The next file created in this directory will go into the unused slot, although it will probably have a different inode number. The integer between the permissions and the owner is the number of links to the file.

If you create a hard link, the inode will be the same. You can create a hard link using the command: ln old_file new_file


If you create a soft link (shortcut), the inode will be different. You can create a soft link using the command: ln -s old_file new_file

The inode number of file inode and inode_copy is different, because they are different files, even though they contain the same contents.

Total inodes

To check how many inodes are available and how many you have used, you can use df -i or df -ih command.

What happen if all inodes are used?

If you exhaust all the available inodes, then you won’t be able to create a new file. Inodes are not dependent on hard disk space, even if you have space left in hard disk but inodes are finished, it’s next to impossible to create a new file in Linux.

Additional ways Inodes are used

The way inodes work in Linux makes it impossible to have conflicting inode numbers.

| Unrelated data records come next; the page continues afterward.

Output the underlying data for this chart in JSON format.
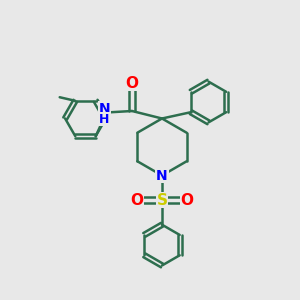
{
  "bg_color": "#e8e8e8",
  "bond_color": "#2d6e4e",
  "bond_width": 1.8,
  "atom_colors": {
    "N": "#0000ff",
    "O": "#ff0000",
    "S": "#cccc00"
  },
  "font_size": 9.5,
  "fig_size": [
    3.0,
    3.0
  ],
  "dpi": 100
}
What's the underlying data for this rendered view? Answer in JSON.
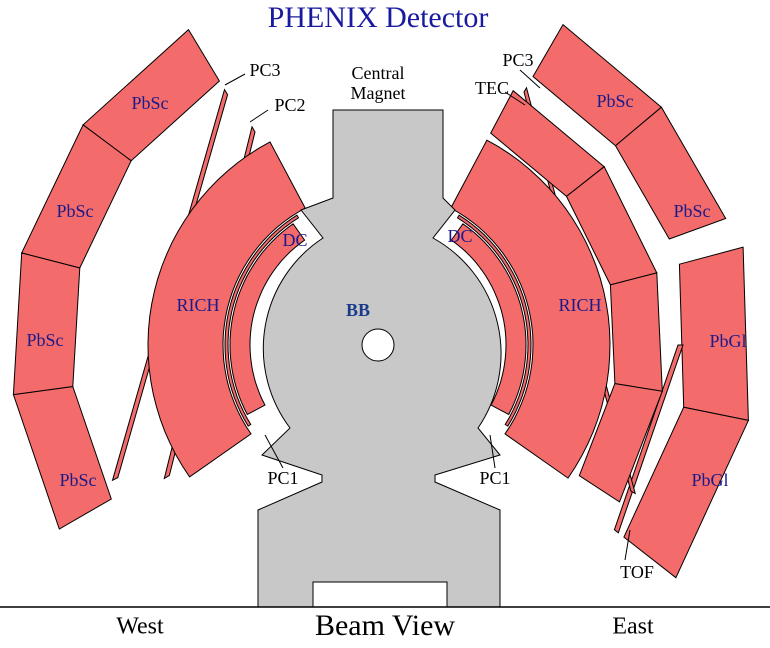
{
  "title": "PHENIX Detector",
  "magnet": {
    "lines": [
      "Central",
      "Magnet"
    ]
  },
  "bb": "BB",
  "west": {
    "pbsc": [
      "PbSc",
      "PbSc",
      "PbSc",
      "PbSc"
    ],
    "rich": "RICH",
    "dc": "DC",
    "pc1": "PC1",
    "pc2": "PC2",
    "pc3": "PC3"
  },
  "east": {
    "pbsc": [
      "PbSc",
      "PbSc"
    ],
    "pbgl": [
      "PbGl",
      "PbGl"
    ],
    "rich": "RICH",
    "dc": "DC",
    "pc1": "PC1",
    "pc3": "PC3",
    "tec": "TEC",
    "tof": "TOF"
  },
  "footer": {
    "west": "West",
    "center": "Beam View",
    "east": "East"
  }
}
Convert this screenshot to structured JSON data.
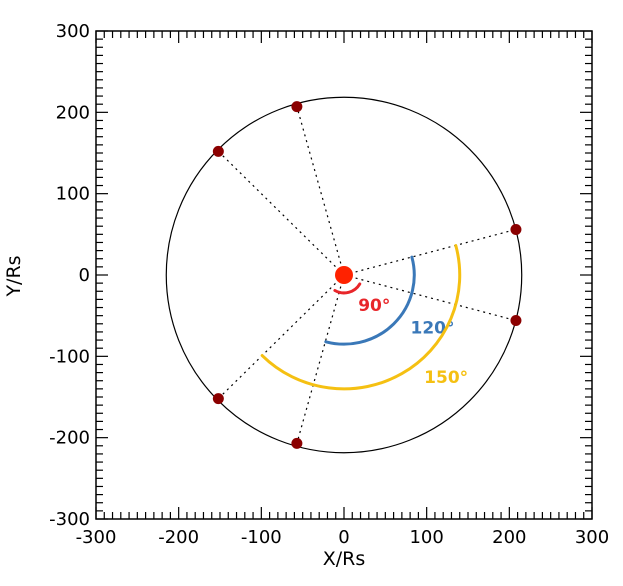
{
  "chart_data": {
    "type": "scatter",
    "xlabel": "X/Rs",
    "ylabel": "Y/Rs",
    "xlim": [
      -300,
      300
    ],
    "ylim": [
      -300,
      300
    ],
    "x_ticks": [
      -300,
      -200,
      -100,
      0,
      100,
      200,
      300
    ],
    "y_ticks": [
      300,
      200,
      100,
      0,
      -100,
      -200,
      -300
    ],
    "minor_tick_step": 10,
    "grid": false,
    "orbit_radius": 215,
    "center": {
      "x": 0,
      "y": 0,
      "color": "#ff2200"
    },
    "points": [
      {
        "x": -57,
        "y": 207
      },
      {
        "x": -152,
        "y": 152
      },
      {
        "x": 208,
        "y": 56
      },
      {
        "x": 208,
        "y": -56
      },
      {
        "x": -152,
        "y": -152
      },
      {
        "x": -57,
        "y": -207
      }
    ],
    "point_color": "#8b0000",
    "arcs": [
      {
        "label": "90°",
        "radius": 22,
        "start_deg": -30,
        "end_deg": -120,
        "color": "#e8262a"
      },
      {
        "label": "120°",
        "radius": 85,
        "start_deg": 15,
        "end_deg": -105,
        "color": "#3a78b8"
      },
      {
        "label": "150°",
        "radius": 140,
        "start_deg": 15,
        "end_deg": -135,
        "color": "#f5c012"
      }
    ]
  }
}
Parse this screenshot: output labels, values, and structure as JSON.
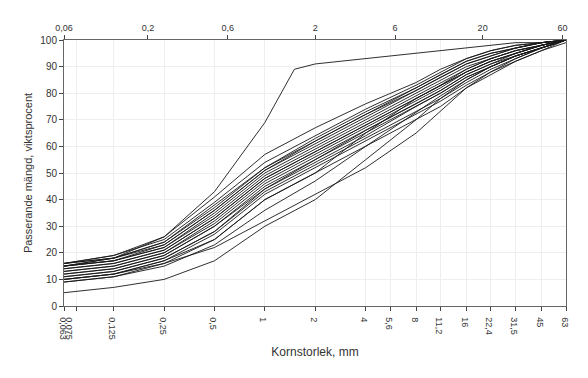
{
  "chart_data": {
    "type": "line",
    "xlabel": "Kornstorlek, mm",
    "ylabel": "Passerande mängd, viktsprocent",
    "log": "x",
    "grid": true,
    "color": "#1a1a1a",
    "xlim": [
      0.063,
      63
    ],
    "ylim": [
      0,
      100
    ],
    "xticks": [
      {
        "value": 0.063,
        "label": "0,063"
      },
      {
        "value": 0.075,
        "label": "0,075"
      },
      {
        "value": 0.125,
        "label": "0,125"
      },
      {
        "value": 0.25,
        "label": "0,25"
      },
      {
        "value": 0.5,
        "label": "0,5"
      },
      1,
      2,
      4,
      {
        "value": 5.6,
        "label": "5,6"
      },
      8,
      {
        "value": 11.2,
        "label": "11,2"
      },
      16,
      {
        "value": 22.4,
        "label": "22,4"
      },
      {
        "value": 31.5,
        "label": "31,5"
      },
      45,
      63
    ],
    "x2lim": [
      0.063,
      63
    ],
    "x2ticks": [
      {
        "value": 0.063,
        "label": "0,06"
      },
      {
        "value": 0.2,
        "label": "0,2"
      },
      {
        "value": 0.6,
        "label": "0,6"
      },
      2,
      6,
      20,
      60
    ],
    "yticks": [
      0,
      10,
      20,
      30,
      40,
      50,
      60,
      70,
      80,
      90,
      100
    ],
    "series": [
      {
        "x": [
          0.063,
          0.125,
          0.25,
          0.5,
          1.0,
          2.0,
          4.0,
          8.0,
          11.2,
          16,
          22.4,
          31.5,
          45,
          63
        ],
        "values": [
          15,
          17,
          22,
          35,
          50,
          60,
          70,
          80,
          85,
          90,
          93,
          96,
          98,
          100
        ]
      },
      {
        "x": [
          0.063,
          0.125,
          0.25,
          0.5,
          1.0,
          2.0,
          4.0,
          8.0,
          11.2,
          16,
          22.4,
          31.5,
          45,
          63
        ],
        "values": [
          16,
          18,
          23,
          36,
          51,
          61,
          71,
          81,
          86,
          91,
          94,
          97,
          99,
          100
        ]
      },
      {
        "x": [
          0.063,
          0.125,
          0.25,
          0.5,
          1.0,
          2.0,
          4.0,
          8.0,
          11.2,
          16,
          22.4,
          31.5,
          45,
          63
        ],
        "values": [
          14,
          16,
          21,
          33,
          48,
          58,
          68,
          78,
          83,
          88,
          92,
          95,
          98,
          100
        ]
      },
      {
        "x": [
          0.063,
          0.125,
          0.25,
          0.5,
          1.0,
          2.0,
          4.0,
          8.0,
          11.2,
          16,
          22.4,
          31.5,
          45,
          63
        ],
        "values": [
          15,
          18,
          24,
          38,
          52,
          62,
          72,
          82,
          87,
          92,
          95,
          97,
          99,
          100
        ]
      },
      {
        "x": [
          0.063,
          0.125,
          0.25,
          0.5,
          1.0,
          2.0,
          4.0,
          8.0,
          11.2,
          16,
          22.4,
          31.5,
          45,
          63
        ],
        "values": [
          13,
          15,
          20,
          31,
          46,
          56,
          66,
          76,
          81,
          87,
          91,
          94,
          97,
          100
        ]
      },
      {
        "x": [
          0.063,
          0.125,
          0.25,
          0.5,
          1.0,
          2.0,
          4.0,
          8.0,
          11.2,
          16,
          22.4,
          31.5,
          45,
          63
        ],
        "values": [
          16,
          19,
          25,
          39,
          54,
          64,
          74,
          83,
          88,
          93,
          96,
          98,
          99,
          100
        ]
      },
      {
        "x": [
          0.063,
          0.125,
          0.25,
          0.5,
          1.0,
          2.0,
          4.0,
          8.0,
          11.2,
          16,
          22.4,
          31.5,
          45,
          63
        ],
        "values": [
          12,
          14,
          19,
          30,
          45,
          55,
          65,
          75,
          80,
          86,
          90,
          94,
          97,
          100
        ]
      },
      {
        "x": [
          0.063,
          0.125,
          0.25,
          0.5,
          1.0,
          2.0,
          4.0,
          8.0,
          11.2,
          16,
          22.4,
          31.5,
          45,
          63
        ],
        "values": [
          10,
          12,
          17,
          27,
          42,
          52,
          62,
          72,
          77,
          83,
          88,
          92,
          96,
          99
        ]
      },
      {
        "x": [
          0.063,
          0.125,
          0.25,
          0.5,
          1.0,
          2.0,
          4.0,
          8.0,
          11.2,
          16,
          22.4,
          31.5,
          45,
          63
        ],
        "values": [
          11,
          13,
          18,
          28,
          43,
          53,
          63,
          73,
          78,
          84,
          89,
          93,
          97,
          100
        ]
      },
      {
        "x": [
          0.063,
          0.125,
          0.25,
          0.5,
          1.0,
          2.0,
          4.0,
          5.6,
          8.0,
          11.2,
          16,
          22.4,
          31.5,
          45,
          63
        ],
        "values": [
          9,
          11,
          16,
          25,
          40,
          50,
          60,
          65,
          70,
          75,
          82,
          87,
          92,
          96,
          100
        ]
      },
      {
        "x": [
          0.063,
          0.125,
          0.25,
          0.5,
          1.0,
          2.0,
          4.0,
          8.0,
          11.2,
          16,
          22.4,
          31.5,
          45,
          63
        ],
        "values": [
          5,
          7,
          10,
          17,
          30,
          40,
          55,
          70,
          78,
          85,
          90,
          94,
          97,
          100
        ]
      },
      {
        "x": [
          0.063,
          0.125,
          0.25,
          0.5,
          1.0,
          2.0,
          4.0,
          8.0,
          11.2,
          16,
          22.4,
          31.5,
          45,
          63
        ],
        "values": [
          16,
          18,
          24,
          37,
          52,
          63,
          73,
          82,
          87,
          92,
          95,
          97,
          99,
          100
        ]
      },
      {
        "x": [
          0.063,
          0.125,
          0.25,
          0.5,
          1.0,
          2.0,
          4.0,
          8.0,
          11.2,
          16,
          22.4,
          31.5,
          45,
          63
        ],
        "values": [
          15,
          17,
          22,
          34,
          49,
          59,
          69,
          79,
          84,
          89,
          93,
          96,
          98,
          100
        ]
      },
      {
        "x": [
          0.063,
          0.125,
          0.25,
          0.5,
          1.0,
          2.0,
          4.0,
          8.0,
          11.2,
          16,
          22.4,
          31.5,
          45,
          63
        ],
        "values": [
          14,
          16,
          21,
          33,
          48,
          58,
          68,
          78,
          83,
          88,
          92,
          95,
          98,
          100
        ]
      },
      {
        "x": [
          0.063,
          0.125,
          0.25,
          0.5,
          1.0,
          2.0,
          4.0,
          8.0,
          11.2,
          16,
          22.4,
          31.5,
          45,
          63
        ],
        "values": [
          13,
          15,
          20,
          32,
          47,
          57,
          67,
          77,
          82,
          88,
          92,
          95,
          98,
          100
        ]
      },
      {
        "x": [
          0.063,
          0.125,
          0.25,
          0.5,
          1.0,
          2.0,
          4.0,
          8.0,
          11.2,
          16,
          22.4,
          31.5,
          45,
          63
        ],
        "values": [
          12,
          14,
          19,
          30,
          44,
          54,
          64,
          75,
          80,
          86,
          90,
          94,
          97,
          100
        ]
      },
      {
        "x": [
          0.063,
          0.125,
          0.25,
          0.5,
          1.0,
          2.0,
          4.0,
          8.0,
          11.2,
          16,
          22.4,
          31.5,
          63
        ],
        "values": [
          10,
          12,
          17,
          25,
          40,
          50,
          65,
          78,
          83,
          89,
          93,
          96,
          100
        ]
      },
      {
        "x": [
          0.063,
          0.125,
          0.25,
          0.5,
          1.0,
          2.0,
          4.0,
          8.0,
          11.2,
          16,
          22.4,
          31.5,
          45,
          63
        ],
        "values": [
          16,
          19,
          26,
          41,
          57,
          67,
          76,
          84,
          89,
          93,
          96,
          98,
          99,
          100
        ]
      },
      {
        "x": [
          0.063,
          0.125,
          0.25,
          0.5,
          1.0,
          1.5,
          2.0,
          4.0,
          8.0,
          11.2,
          16,
          22.4,
          31.5,
          45,
          63
        ],
        "values": [
          15,
          18,
          26,
          43,
          69,
          89,
          91,
          93,
          95,
          96,
          97,
          98,
          99,
          99,
          100
        ]
      },
      {
        "x": [
          0.063,
          0.125,
          0.25,
          0.5,
          1.0,
          2.0,
          4.0,
          8.0,
          11.2,
          16,
          22.4,
          31.5,
          45,
          63
        ],
        "values": [
          15,
          17,
          23,
          36,
          51,
          62,
          72,
          81,
          86,
          91,
          94,
          97,
          99,
          100
        ]
      },
      {
        "x": [
          0.063,
          0.125,
          0.25,
          0.5,
          1.0,
          2.0,
          4.0,
          8.0,
          16,
          22.4,
          31.5,
          45,
          63
        ],
        "values": [
          10,
          12,
          16,
          22,
          32,
          42,
          52,
          65,
          82,
          88,
          93,
          97,
          100
        ]
      },
      {
        "x": [
          0.063,
          0.125,
          0.25,
          0.5,
          1.0,
          2.0,
          4.0,
          8.0,
          11.2,
          16,
          22.4,
          31.5,
          45,
          63
        ],
        "values": [
          11,
          13,
          18,
          28,
          44,
          55,
          66,
          76,
          81,
          87,
          91,
          95,
          98,
          100
        ]
      },
      {
        "x": [
          0.063,
          0.125,
          0.25,
          0.5,
          1.0,
          2.0,
          4.0,
          8.0,
          11.2,
          16,
          22.4,
          31.5,
          45,
          63
        ],
        "values": [
          9,
          11,
          15,
          23,
          36,
          47,
          60,
          73,
          79,
          85,
          90,
          94,
          97,
          100
        ]
      }
    ]
  }
}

You can use soft links across different file systems, but for hard links, it is not possible. You can delete the original files and still have the data available through a hard link.

By deleting a file, all you have done is remove one of the names pointing to a specific inode number. The data will remain until you delete all names associated with the same inode number. Linux systems update without requiring a system reboot in large part because of the way inodes work. Users don’t interact directly with inodes, but they do represent a fundamental component of Linux file structures.